Но утром начался новый светлый день, Т. сел за рабочий стол, а я пошла в ближайшую церковь. Подавая нищим, я впервые подумала о том, что сказал мне как-то Т. - что нищим подают не только из жалости и желания им помочь, но просто ради Христа, именем которого они просят. Был день святого Дмитрия Ростовского. Когда я вернулась, Т. спросил меня, о чем была проповедь. «Ну, вот», - сказала я, - «батюшка говорил, что когда Дмитрий Ростовский писал, неизвестные святые являлись ему и сами рассказывали свои жития». «Ну...» - Т. улыбнулся мне своей доброй и немного смущенной улыбкой, а потом все-таки добавил: «Вообще-то святой Дмитрий еще много перекатал у католиков». В тот момент это не показалось мне несовместимым, представилось что-то вроде «он переписывает, а они в это время являются».

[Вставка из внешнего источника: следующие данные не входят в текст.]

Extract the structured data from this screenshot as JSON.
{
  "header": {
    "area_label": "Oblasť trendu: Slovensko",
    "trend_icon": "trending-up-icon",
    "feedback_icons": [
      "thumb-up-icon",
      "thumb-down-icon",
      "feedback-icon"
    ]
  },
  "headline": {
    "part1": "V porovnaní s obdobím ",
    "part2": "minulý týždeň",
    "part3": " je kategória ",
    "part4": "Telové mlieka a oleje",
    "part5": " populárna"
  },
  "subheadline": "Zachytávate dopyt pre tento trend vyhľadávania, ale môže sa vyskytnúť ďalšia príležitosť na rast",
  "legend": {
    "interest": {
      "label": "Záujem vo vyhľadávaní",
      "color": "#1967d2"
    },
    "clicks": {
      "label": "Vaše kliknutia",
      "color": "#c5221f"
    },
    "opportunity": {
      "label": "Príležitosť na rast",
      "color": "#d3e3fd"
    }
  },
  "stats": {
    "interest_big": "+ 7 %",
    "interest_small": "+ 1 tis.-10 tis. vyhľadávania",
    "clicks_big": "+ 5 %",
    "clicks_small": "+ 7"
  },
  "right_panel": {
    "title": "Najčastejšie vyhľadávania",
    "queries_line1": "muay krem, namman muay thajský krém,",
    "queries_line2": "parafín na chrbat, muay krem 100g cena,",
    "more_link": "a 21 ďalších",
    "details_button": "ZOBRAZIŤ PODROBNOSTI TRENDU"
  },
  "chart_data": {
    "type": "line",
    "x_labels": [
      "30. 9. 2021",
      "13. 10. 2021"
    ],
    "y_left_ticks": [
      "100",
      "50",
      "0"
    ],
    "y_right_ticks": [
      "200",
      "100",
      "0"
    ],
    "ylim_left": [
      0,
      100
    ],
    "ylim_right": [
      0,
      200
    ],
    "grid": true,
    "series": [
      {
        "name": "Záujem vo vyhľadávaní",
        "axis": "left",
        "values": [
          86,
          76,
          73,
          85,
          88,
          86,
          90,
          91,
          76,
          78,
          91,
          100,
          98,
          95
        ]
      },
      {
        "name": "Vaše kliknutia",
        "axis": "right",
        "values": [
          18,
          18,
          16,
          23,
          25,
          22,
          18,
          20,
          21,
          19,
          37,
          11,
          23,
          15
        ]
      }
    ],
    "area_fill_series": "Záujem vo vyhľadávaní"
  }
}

За эти дни возникли еще две, тогда совершенно посторонние для меня, темы. Т. просто рассказывал мне о других людях. От него я впервые с изумлением услышала о русских фашистах. «Как им это удается, они считают русских избранной расой?» - спросила я. «Я говорил с ними, но у них не разберешься. Во всяком случае, уважают Гитлера». Великая Отечественная была для меня одной из немногих страниц истории, в которой в самом главном не было лжи даже в советское время, и услышанное показалось совершенно нелепым. Т., который уже всякое повидал за свою жизнь, отнесся к этому, как к некоторому курьезу, этот факт пугал его меньше, чем меня, и больше забавлял своей нелогичностью. Может быть, и потому, что в нем говорила снисходительность победителя, а я, ощущая 9 мая одним из немногих родных для меня советских праздников, днем, ради которого осталась сиротой и моя маленькая мама, при этом как-то совершенно отдельно помнила о черном дыме из труб; и оставался внутренний страх перед тем, на что способен человек. Потом как-то, говоря о православии, Т. сказал, что при нем обсуждали исключительное мессианское призвание России, и что он возразил на это, что Христос не может родиться второй раз. Мне показалось, что в лице его мелькнула какая-то тень, как будто его одновременно огорчала и неумность возражавших, и немного то, что такого призвания у России нет.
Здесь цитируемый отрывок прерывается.